4. Clean ISBN Columns

Finally, the last step I completed was cleaning up the ISBN columns and coercing them into a numeric. In retrospect, I wonder if coercing the ISBNs was helpful, since ISBNs can start with a zero – perhaps it would have been better to leave them as a string.

p <- n %>% separate(results.isbns, c("isbn10", "isbn13"), sep = ",")

p$isbn10 <- str_replace_all(p$isbn10, "isbn10[[:space:]]\\=[[:space:]]", "")

p$isbn13 <- str_replace_all(p$isbn13, "isbn13[[:space:]]\\=[[:space:]]", "")
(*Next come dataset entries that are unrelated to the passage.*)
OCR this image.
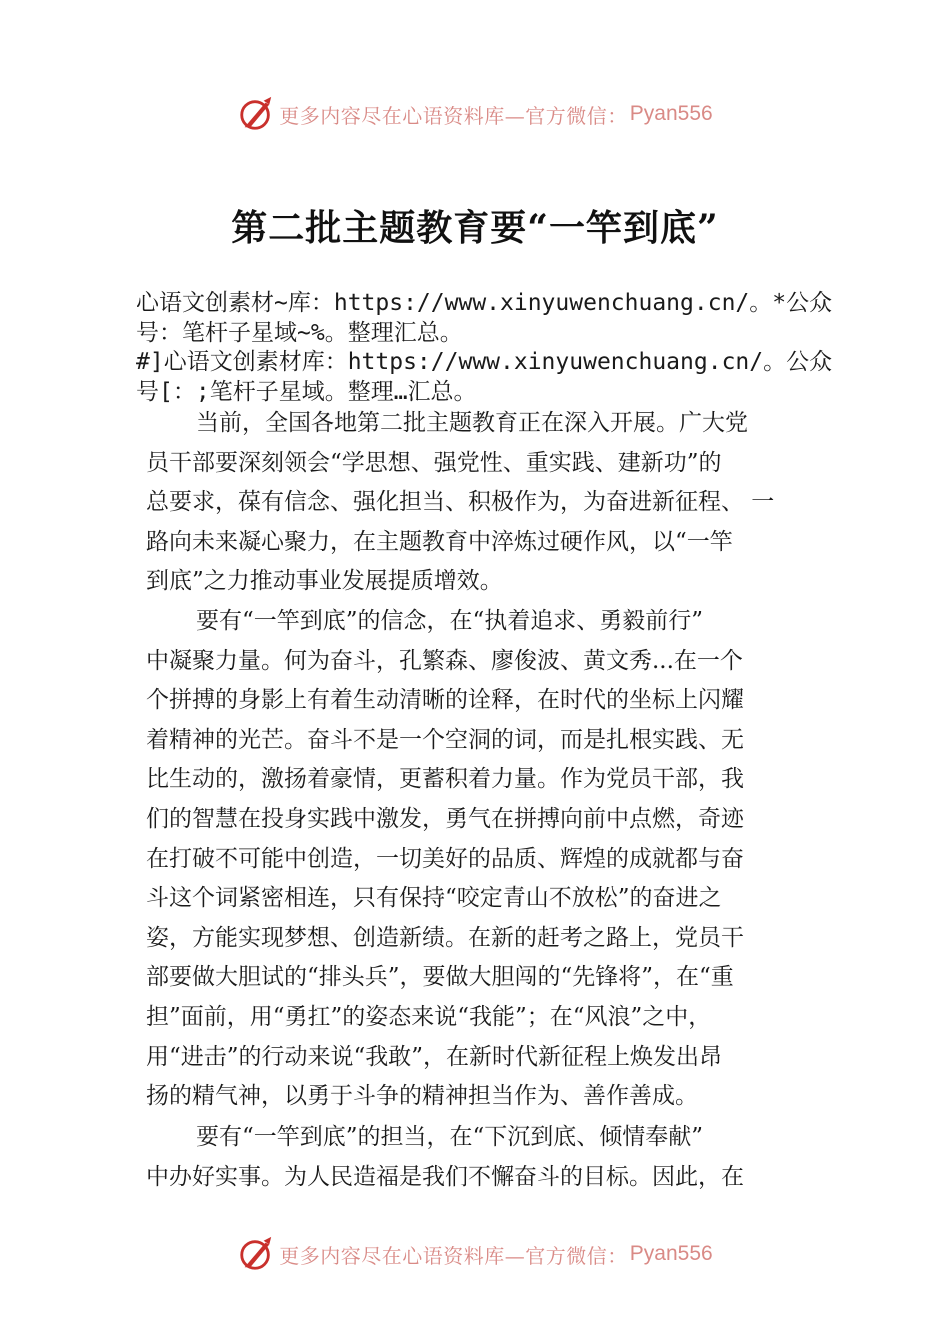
更多内容尽在心语资料库—官方微信： Pyan556
第二批主题教育要“一竿到底”
心语文创素材~库：https://www.xinyuwenchuang.cn/。*公众
号：笔杆子星域~%。整理汇总。
#]心语文创素材库：https://www.xinyuwenchuang.cn/。公众
号[：;笔杆子星域。整理…汇总。
当前，全国各地第二批主题教育正在深入开展。广大党
员干部要深刻领会“学思想、强党性、重实践、建新功”的
总要求，葆有信念、强化担当、积极作为，为奋进新征程、 一
路向未来凝心聚力，在主题教育中淬炼过硬作风，以“一竿
到底”之力推动事业发展提质增效。
要有“一竿到底”的信念，在“执着追求、勇毅前行”
中凝聚力量。何为奋斗，孔繁森、廖俊波、黄文秀...在一个
个拼搏的身影上有着生动清晰的诠释，在时代的坐标上闪耀
着精神的光芒。奋斗不是一个空洞的词，而是扎根实践、无
比生动的，激扬着豪情，更蓄积着力量。作为党员干部，我
们的智慧在投身实践中激发，勇气在拼搏向前中点燃，奇迹
在打破不可能中创造，一切美好的品质、辉煌的成就都与奋
斗这个词紧密相连，只有保持“咬定青山不放松”的奋进之
姿，方能实现梦想、创造新绩。在新的赶考之路上，党员干
部要做大胆试的“排头兵”，要做大胆闯的“先锋将”，在“重
担”面前，用“勇扛”的姿态来说“我能”；在“风浪”之中，
用“进击”的行动来说“我敢”，在新时代新征程上焕发出昂
扬的精气神，以勇于斗争的精神担当作为、善作善成。
要有“一竿到底”的担当，在“下沉到底、倾情奉献”
中办好实事。为人民造福是我们不懈奋斗的目标。因此，在
更多内容尽在心语资料库—官方微信： Pyan556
p$isbn10 <- str_replace_all(p$isbn10, "[[:punct:]]", "")

p$isbn13 <- str_replace_all(p$isbn13, "[[:punct:]]", "")

p$isbn10 <- as.numeric(p$isbn10)

p$isbn13 <- as.numeric(p$isbn13)

names(p) <- c("title", "description", "contributor", "author", "publisher", "isbn10", "isbn13")


head(p, 3) %>% 
  kable("html") %>% 
  kable_styling(bootstrap_options = c("striped", "hover", "condensed", "responsive"))
title description contributor author publisher isbn10 isbn13
“I GIVE YOU MY BODY …” The author of the Outlander novels gives tips on writing sex scenes, drawing on examples from the books. by Diana Gabaldon Diana Gabaldon Dell 399178570 9.780399e+12
“MOST BLESSED OF THE PATRIARCHS” A character study that attempts to make sense of Jefferson’s contradictions. by Annette Gordon-Reed and Peter S. Onuf Annette Gordon-Reed and Peter S Onuf Liveright 871404427 9.780871e+12
#ASKGARYVEE The entrepreneur expands on subjects addressed on his Internet show, like marketing, management and social media. by Gary Vaynerchuk Gary Vaynerchuk HarperCollins 62273124 6.227313e+07


I ended up with a list of 20 best-selling books, their descriptions, contributors, authors, publishers, and ISBN numbers.

As a next step, I would attempt to edit the script so that I could keep the data on target age group and price, which would be interesting to analyze.